Social media used to help stop the violence

March 31, 2013 (CHICAGO)

Police say it's not time to declare victory, but preliminary numbers indicate a big improvement over last year.

Sunday night, police say there were 36 fewer murders in March of this year than in March of last year, a 69 percent reduction in the murder rate. It builds on a reduction in murders in February as well.

Experts say two months in a row with a drop in the homicide rate is a good sign for the city, but there is still a lot of work to be done, which is why Bryant Cross started what he says is becoming a movement.

It was the vicious beating death of 16-year-old Fenger High School student Derrion Albert in 2009 that first got Cross thinking what he could do.

He says he's lost many friends to the epidemic of street violence in the city. It makes him sad and angry, and he wanted to do something about it.

"After thinking about the murder rate and also kind of noticing the attention it wasn't getting, I figured I had to do something to cross those two bridges," Cross said.

That's what prompted him to start the Instagram and Facebook pages called the 500 Campaign, a reference to the alarming number of murders in the city last year. He's encouraged people to post pictures of themselves with an angry look, reflecting how they feel about the violence in Chicago.

"Anger is a very strong emotion and I think anger also makes you want to do something about it," said Cross.

Not all the pictures are angry. Some show parents with their children. Others memorialize victims.
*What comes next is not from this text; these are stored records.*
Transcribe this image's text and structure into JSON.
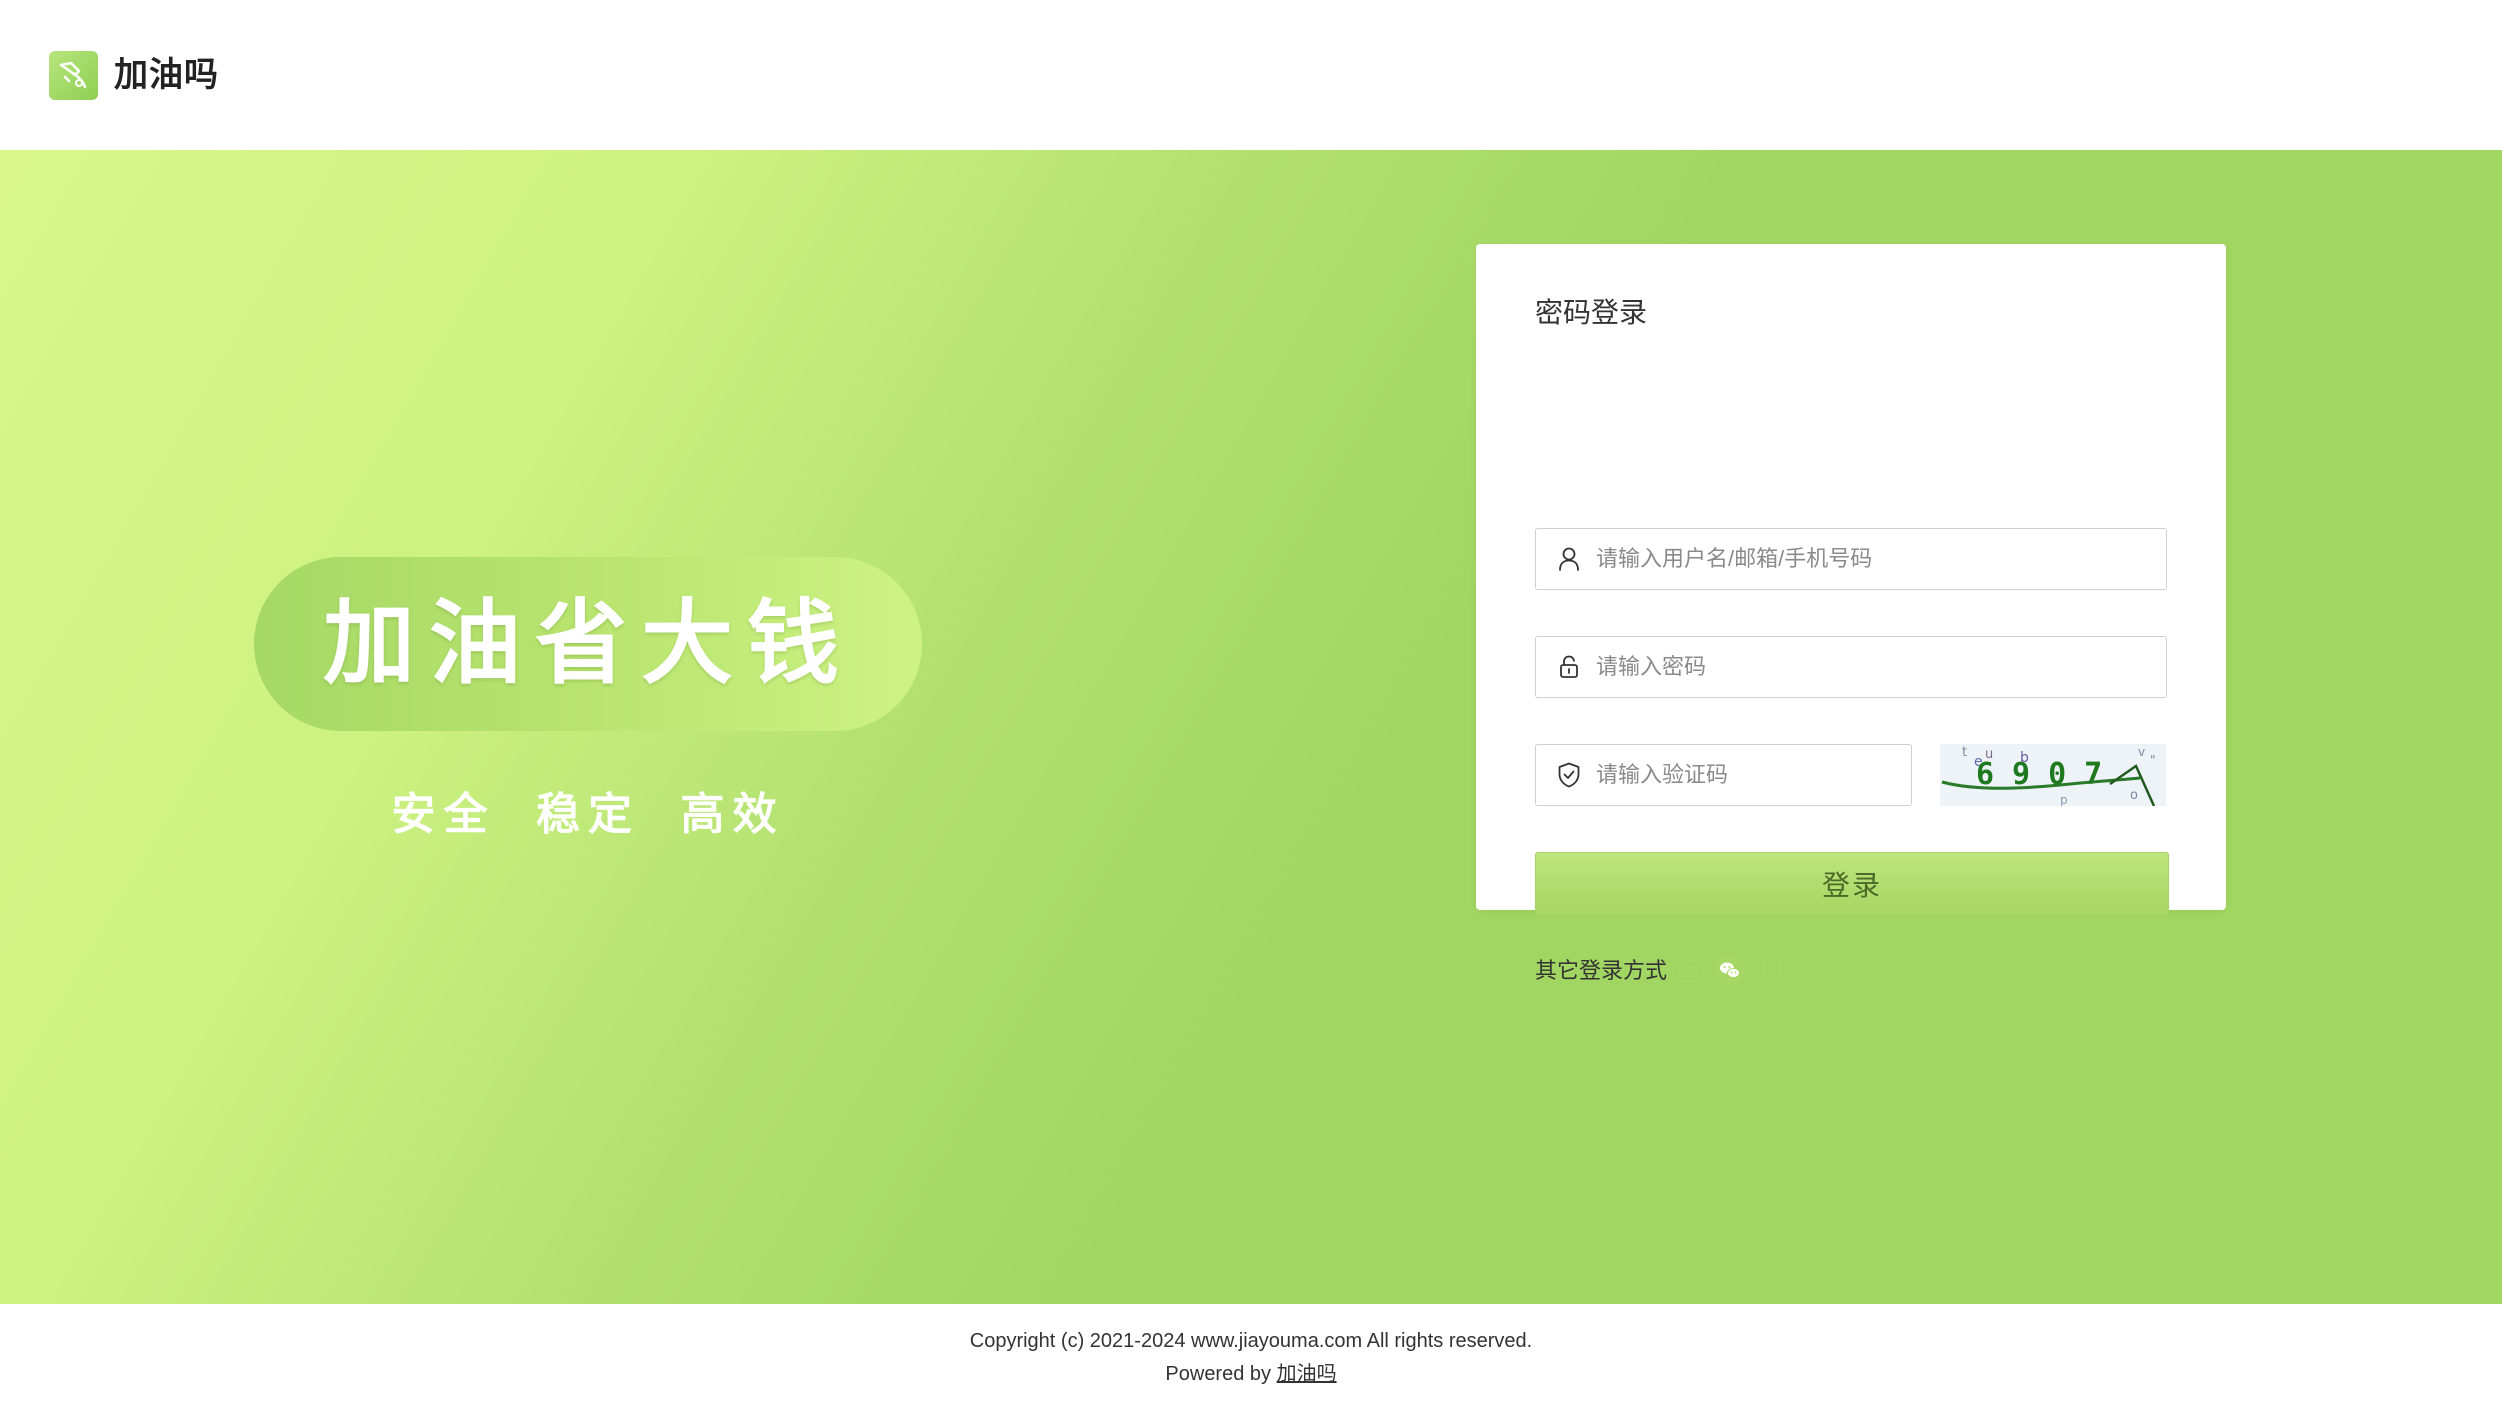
{
  "header": {
    "brand_name": "加油吗",
    "logo_icon": "fuel-nozzle-icon",
    "logo_color": "#a6d865"
  },
  "hero": {
    "slogan_title": "加油省大钱",
    "slogan_sub": "安全  稳定  高效",
    "gradient_light": "#d8f68c",
    "gradient_dark": "#a2d662"
  },
  "login": {
    "title": "密码登录",
    "username": {
      "placeholder": "请输入用户名/邮箱/手机号码",
      "value": "",
      "icon": "user-icon"
    },
    "password": {
      "placeholder": "请输入密码",
      "value": "",
      "icon": "lock-icon"
    },
    "captcha_field": {
      "placeholder": "请输入验证码",
      "value": "",
      "icon": "shield-check-icon"
    },
    "captcha_text": "6907",
    "submit_label": "登录",
    "other_methods_label": "其它登录方式",
    "other_methods": [
      {
        "icon": "lock-icon",
        "name": "password-login"
      },
      {
        "icon": "wechat-icon",
        "name": "wechat-login"
      },
      {
        "icon": "mobile-phone-icon",
        "name": "phone-login"
      }
    ],
    "accent_color": "#a6d663"
  },
  "footer": {
    "copyright": "Copyright (c) 2021-2024 www.jiayouma.com All rights reserved.",
    "powered_prefix": "Powered by ",
    "powered_link": "加油吗"
  }
}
More than 1,200 people around the country have posted pictures since he started the site a month ago in the aftermath of the shooting death of 15-year-old Hidaya Pendleton.

It reminded him of the first time he attended the funeral for a friend who'd been murdered.

"You have to look at someone that you know, that you shook hands with and look at that person motionless in a casket," he said.

Cross now teaches college communications classes in Florida, which he says gives him a different perspective on the violence in his hometown.

"When you're outside of Chicago and you read about what other people are saying about Chicago, it's all negative, it's all, "Chicago is a wasteland, it's like a death pool,'" he said.

Cross is hoping this leads to a peace rally in Chicago, which is still in the planning stages for June.